А Иосиф, оставшись один, не находил верного пути. Голоса, звучавшие в его душе, были противоречивы. То он решался принять предложение императора. Потом говорил себе, что этим согласием он признает правоту римлянина и отречется от собственной правоты. Потом снова видел мертвое лицо своего мальчика, и ему чудилось, будто Маттафий жаждет этого огромного, почетного пламени, которое перед очами всего мира озарит его последний образ. Он не находил решения.
На другой день он допустил к себе самых близких друзей – Клавдия Регина и Иоанна Гисхальского. Он сидел на полу, поджав ноги, нечесаный, босой, в разорванной одежде, помрачившийся в уме и сокрушенный духом, и подле него сидели друзья. Если за ночь до того он был Иаковом, горюющим о своем любимом сыне, то теперь был он Иовом, которого пришли утешить друзья. Но хорошо, что все их утешение сводилось к практическому совету, – сочувствия, бесстыжей жалости он бы, наверно, не вынес.

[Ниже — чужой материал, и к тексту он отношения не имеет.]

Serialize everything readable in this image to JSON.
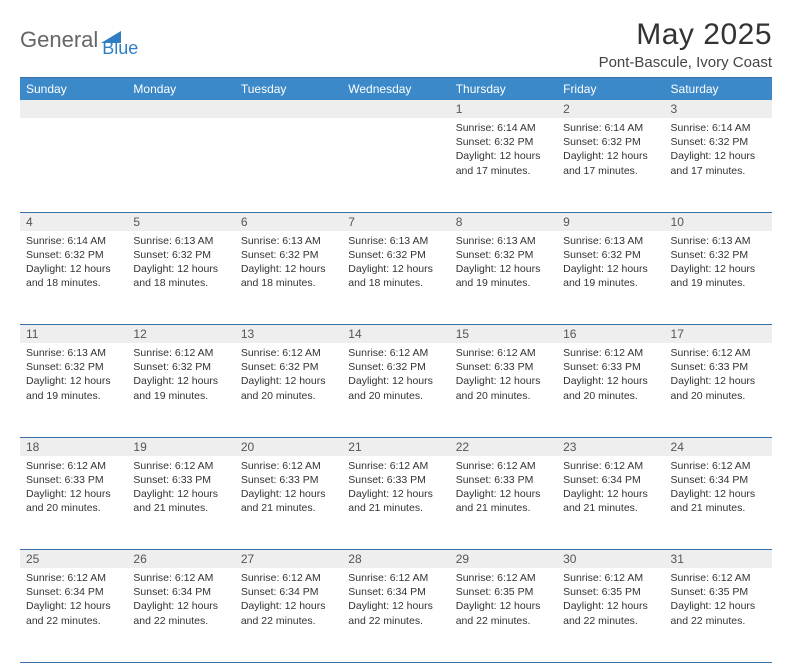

Итак, обсуждалась только эта одна, чисто внешняя, задача, которую предстояло решить еще сегодня, – вопрос о погребении. Что делать Иосифу? Если он примет предложение императора, он нарушит один из главнейших законов, установленных богословами. Со времени патриархов, со времен Авраама, Исаака и Иакова, погребенных в пещере Махпела [109], евреям воспрещено было уходить к отцам своим иначе, как через землю, и Иосифу казалось, что он бросит вызов собственному народу, разрешив предать сына огненному погребению. Если же он похоронит его по еврейскому обычаю и отвергнет костер, не навлечет ли он этим на себя гнев императора, и не только на себя одного?